Efficiencies In The Refraction Process Improve Entire Patient Experience – And Sales – An Article From Women in Optometry

Original Article Published in Women in Optometry

The refraction process has long been the “least favorite part of the exam for Loretta Seraly, OD, of Seraly Eye Care Associates in McMurray, Pennsylvania. After injuring her shoulder in a fall, the process became painful as well as dreary. “I would trade almost anything to not have to do the refraction,” she says, and when she heard that the Marco TRS-6100 automated refraction system could bring efficiencies and physical relief, she purchased one for each of two exam lanes and then added a third later.

The shift brought joy to her and her patients. “It’s much more enjoyable, and it’s faster. When she comes into the exam room, the pretest data has been transferred into the electronic medical record and she loves to show patients with a push of a button how the prescription today differs from the one that they’re currently wearing.

“I can choose whether I want to start with the new refraction or the patients’ old glasses. Then I can show them the improvement. It helps us avoid trying to answer that common question: ‘Do I need new glasses?’”

Dr. Seraly calls herself a low-key salesperson. “I’m not pushy, but we do have to sell ourselves. This feature lets patients determine if the 0.25D change is worth their time, money or energy. But I will always remind them that we have stylish frames, and a second pair or backup pair is a great option, too,” she says. Having no lag time between the before-and-after comparison does encourage many patients to opt for new eyewear.


Patients don’t like the traditional refraction process any more than she does. They worry about giving the wrong answer that might saddle them with eyeglasses that don’t work well for them. But the addition of this technology has improved her whole practice flow.

“Our goal is to provide the best patient experience – and that means efficiency. We aim to have patients greeted and through pretesting within 15 minutes of their arrival,” she says. This includes autorefraction, topography when called for, an optomap image and an OCT. Then the refraction and anterior segment evaluation and other elements of a comprehensive exam is another 15 minutes.

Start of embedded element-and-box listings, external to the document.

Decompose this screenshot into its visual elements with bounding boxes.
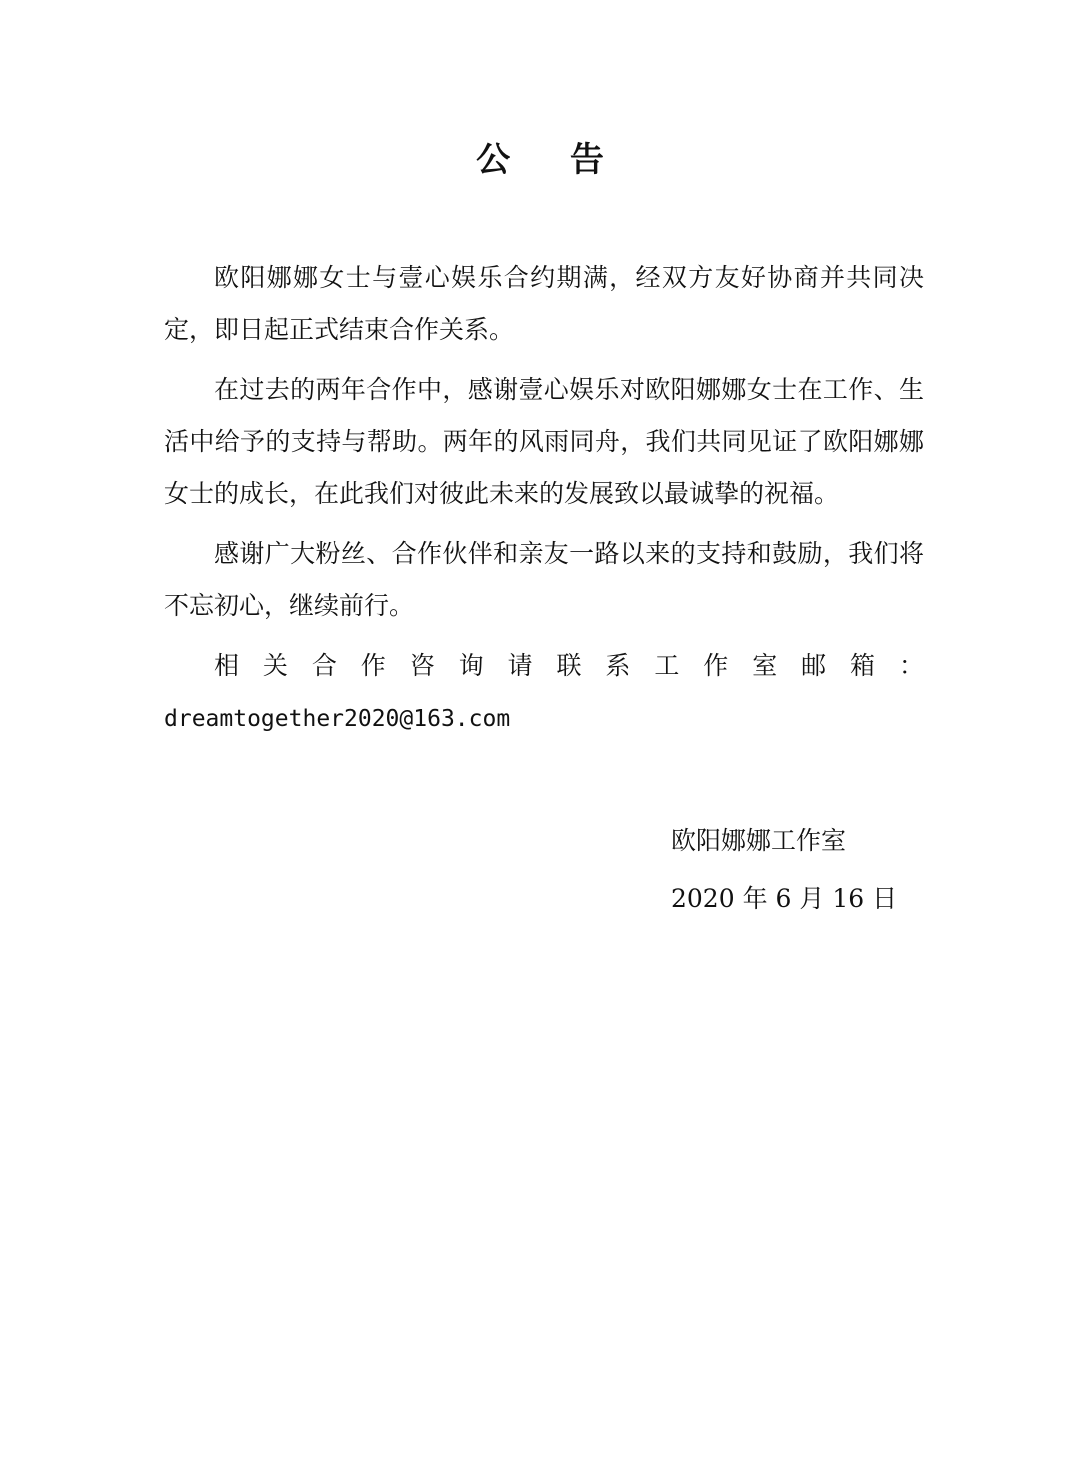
document-title: 公 告 [476,140,628,180]
paragraph-contact [164,640,924,745]
paragraph-contract-end: 欧阳娜娜女士与壹心娱乐合约期满，经双方友好协商并共同决定，即日起正式结束合作关系。 [164,263,924,344]
announcement-date: 2020 年 6 月 16 日 [671,884,898,913]
studio-name: 欧阳娜娜工作室 [671,826,847,855]
paragraph-thanks-fans: 感谢广大粉丝、合作伙伴和亲友一路以来的支持和鼓励，我们将不忘初心，继续前行。 [164,539,924,620]
announcement-body [164,252,924,745]
signature-block [671,815,897,931]
contact-email: dreamtogether2020@163.com [164,706,511,732]
paragraph-thanks-company: 在过去的两年合作中，感谢壹心娱乐对欧阳娜娜女士在工作、生活中给予的支持与帮助。两年的风雨同舟，我们共同见证了欧阳娜娜女士的成长，在此我们对彼此未来的发展致以最诚挚的祝福。 [164,375,924,508]
contact-label: 相关合作咨询请联系工作室邮箱： [214,651,924,680]
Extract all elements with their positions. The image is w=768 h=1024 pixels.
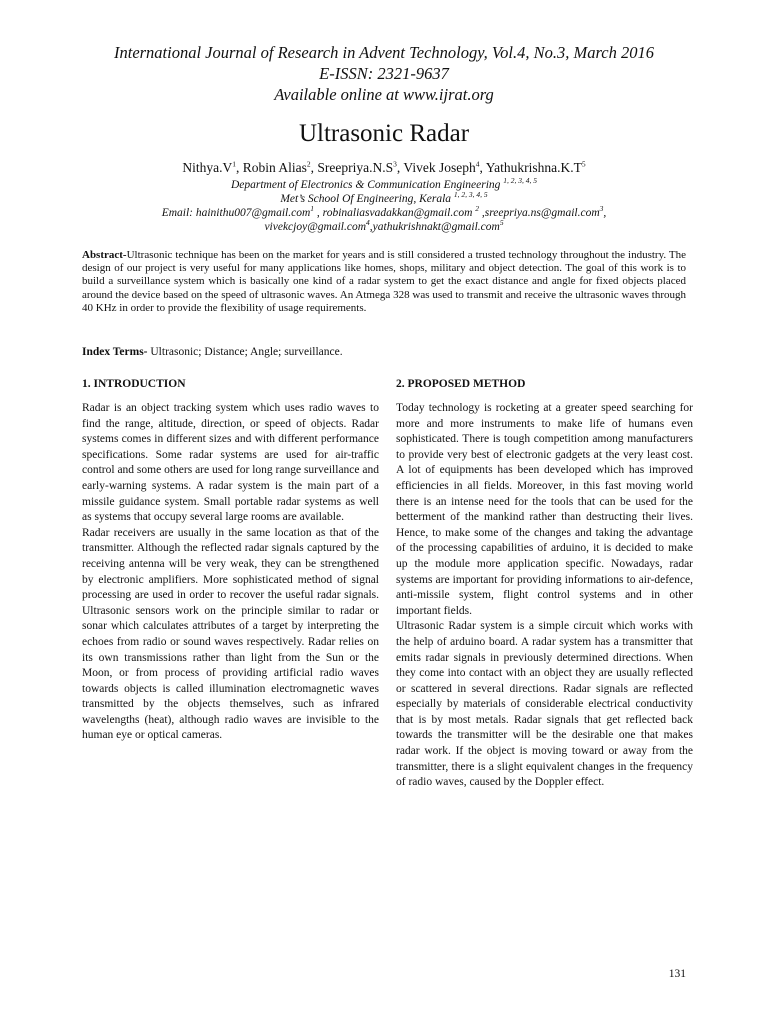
journal-website: Available online at www.ijrat.org — [274, 85, 494, 104]
section-heading-proposed-method: 2. PROPOSED METHOD — [396, 378, 526, 390]
index-terms — [82, 346, 686, 358]
abstract — [82, 249, 686, 315]
school-line — [0, 192, 768, 206]
author-sup: 2 — [306, 159, 311, 169]
email-text: , — [603, 207, 607, 219]
paragraph: Radar receivers are usually in the same location as that of the transmitter. Although the reflected radar signals captured by the receiving antenna will be very weak, they can be strengthened by electronic amplifiers. More sophisticated method of signal processing are used in order to recover the useful radar signals. Ultrasonic sensors work on the principle similar to radar or sonar which calculates attributes of a target by interpreting the echoes from radio or sound waves respectively. Radar relies on its own transmissions rather than light from the Sun or the Moon, or from process of providing artificial radio waves towards objects is called illumination electromagnetic waves transmitted by the objects themselves, such as infrared wavelengths (heat), although radio waves are invisible to the human eye or optical cameras. — [82, 526, 379, 742]
email-sup: 5 — [499, 218, 504, 228]
email-sup: 4 — [366, 218, 370, 228]
email-text: Email: hainithu007@gmail.com — [161, 207, 311, 219]
author-sup: 4 — [475, 159, 480, 169]
email-text: ,sreepriya.ns@gmail.com — [479, 207, 600, 219]
index-terms-label: Index Terms- — [82, 346, 148, 358]
author-list — [0, 160, 768, 176]
department-line — [0, 178, 768, 192]
department-name: Department of Electronics & Communication Engineering — [230, 179, 501, 191]
journal-name: International Journal of Research in Advent Technology, Vol.4, No.3, March 2016 — [113, 43, 654, 62]
school-sup: 1, 2, 3, 4, 5 — [453, 190, 488, 200]
author-sup: 5 — [581, 159, 586, 169]
index-terms-text: Ultrasonic; Distance; Angle; surveillance. — [147, 346, 343, 358]
author-name: Nithya.V — [182, 160, 233, 175]
author-name: , Yathukrishna.K.T — [479, 160, 582, 175]
paragraph: Ultrasonic Radar system is a simple circuit which works with the help of arduino board. A radar system has a transmitter that emits radar signals in previously determined directions. When they come into contact with an object they are usually reflected or scattered in several directions. Radar signals are reflected especially by materials of considerable electrical conductivity that is by most metals. Radar signals that get reflected back towards the transmitter will be the desirable one that makes radar work. If the object is moving toward or away from the transmitter, there is a slight equivalent changes in the frequency of radio waves, caused by the Doppler effect. — [396, 620, 693, 789]
author-sup: 1 — [232, 159, 237, 169]
email-sup: 3 — [599, 204, 604, 214]
author-sup: 3 — [393, 159, 397, 169]
email-line-2 — [0, 220, 768, 234]
abstract-text: Ultrasonic technique has been on the market for years and is still considered a trusted technology throughout the industry. The design of our project is very useful for many applications like homes, shops, military and object detection. The goal of this work is to build a surveillance system which is basically one kind of a radar system to get the exact distance and angle for fixed objects placed around the device based on the speed of ultrasonic waves. An Atmega 328 was used to transmit and receive the ultrasonic waves through 40 KHz in order to provide the flexibility of usage requirements. — [82, 249, 686, 314]
journal-issn: E-ISSN: 2321-9637 — [319, 64, 449, 83]
email-text: ,yathukrishnakt@gmail.com — [369, 221, 500, 233]
email-text: vivekcjoy@gmail.com — [264, 221, 367, 233]
department-sup: 1, 2, 3, 4, 5 — [503, 176, 538, 186]
page-number: 131 — [668, 968, 686, 980]
paper-title: Ultrasonic Radar — [298, 120, 470, 147]
right-column — [396, 378, 693, 791]
author-name: , Sreepriya.N.S — [310, 160, 394, 175]
author-name: , Robin Alias — [236, 160, 307, 175]
email-sup: 1 — [310, 204, 315, 214]
email-line-1 — [0, 206, 768, 220]
section-heading-introduction: 1. INTRODUCTION — [82, 378, 186, 390]
email-text: , robinaliasvadakkan@gmail.com — [314, 207, 473, 219]
school-name: Met’s School Of Engineering, Kerala — [280, 193, 452, 205]
abstract-label: Abstract- — [82, 249, 127, 261]
email-sup: 2 — [475, 204, 479, 214]
journal-header — [0, 42, 768, 105]
paragraph: Today technology is rocketing at a greater speed searching for more and more instruments to make life of humans even sophisticated. There is tough competition among manufacturers to provide very best of electronic gadgets at the very least cost. A lot of equipments has been developed which has improved efficiencies in all fields. Moreover, in this fast moving world there is an intense need for the tools that can be used for the betterment of the mankind rather than destructing their lives. Hence, to make some of the changes and taking the advantage of the processing capabilities of arduino, it is decided to make up the module more application specific. Nowadays, radar systems are important for providing informations to air-defence, anti-missile system, flight control systems and in other important fields. — [396, 402, 693, 617]
author-name: , Vivek Joseph — [396, 160, 476, 175]
left-column — [82, 378, 379, 744]
paragraph: Radar is an object tracking system which uses radio waves to find the range, altitude, direction, or speed of objects. Radar systems comes in different sizes and with different performance specifications. Some radar systems are used for air-traffic control and some others are used for long range surveillance and early-warning systems. A radar system is the main part of a missile guidance system. Small portable radar systems as well as systems that occupy several large rooms are available. — [82, 402, 379, 524]
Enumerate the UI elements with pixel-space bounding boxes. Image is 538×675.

She’ll instill dilating drops if needed.

She also likes the split prism function of the TRS-6100, which allows her to check astigmatism and show the patient simultaneous comparisons so that they can look at the right and left images and tell her which one is clear. It’s helpful in fine-tuning the prescription.

Most patients are done with the evaluation within 25 to 30 minutes of their arrival. “If doctors do not get the exam elements done in that time, patients are fatigued, and sales go down.”

More importantly, patients feel respected when the practice staff make their experience efficient. “It’s not about making money; it’s about serving the patient. They feel heard and appreciate our acknowledgement that their time is valuable.”

Dr. Seraly alerts opticians when she’s finishing the refraction. “By the time I’m done with the anterior segment exam, the optician will be in the room, and I can relay precisely what my recommendation are. I might say, ‘The patient has a high degree of near sightedness, so we discussed high-index lenses,’ for example. Introducing the patient to the optician and sharing a little information about them increases their satisfaction,” she says. The opticians will escort any patients who are dilated during this time back to the exam room after selecting eyewear. “Almost every patient is in and out of the office within 45 minutes to an hour. That drive sales and patient satisfaction.”


TRS refraction system
Dr. Seraly can use the console in the hallway outside the exam room, allowing her to stand and creating a little distance during the refraction.

Dr. Seraly purchased her first two Marco TRS-6100 systems in December 2019, with no real inkling of an upcoming pandemic. “When March 2020 rolled around, I realized that I was able to leave the room and conduct the refraction. I placed the controller outside the door, so I could step into the hallway and tell the patient he or she could pull down their mask for this part of the exam,” she says.

In fact, she still does it this way for a few reasons. First, it gives her the opportunity to stand up for a few moments. But more importantly, the practice is mask-optional and there are patients who prefer to wear masks. “They appreciate that I’ll step away and they can pull down their mask more comfortably. It also avoids fogging the equipment, which can add time to the process.”

At this point, Dr. Seraly conducts the refraction process still. “I’ve cut the most disliked part of my day down to nearly half of what it used to be,” she says. She has also gained so much confidence in the system that if she choses to delegate that process to a technician, she says that would add even more efficiency because she would simply review the findings.


Dr. Loretta Seraly will be heading to Cambodia this winter, joining a mission group, facilitated through the international Red Cross and founded to distribute wheelchairs to people in Vietnam and Cambodia. This will be her second trip with this group, having gone to Vietnam in 2019. “It’s such a cool thing to be able to experience this kind of mission trip and explore the world,” she says. She’s the only OD, but the group sees about 500 patients during the days she is there. She’ll be traveling with new eyeglasses that she acquired from donations of discontinued lines. “I bought 500 sunglasses, and we have single vision lenses from +4.00D to -6.00D with us. To see someone’s eyes literally open wide when they can see the world around them is so gratifying.”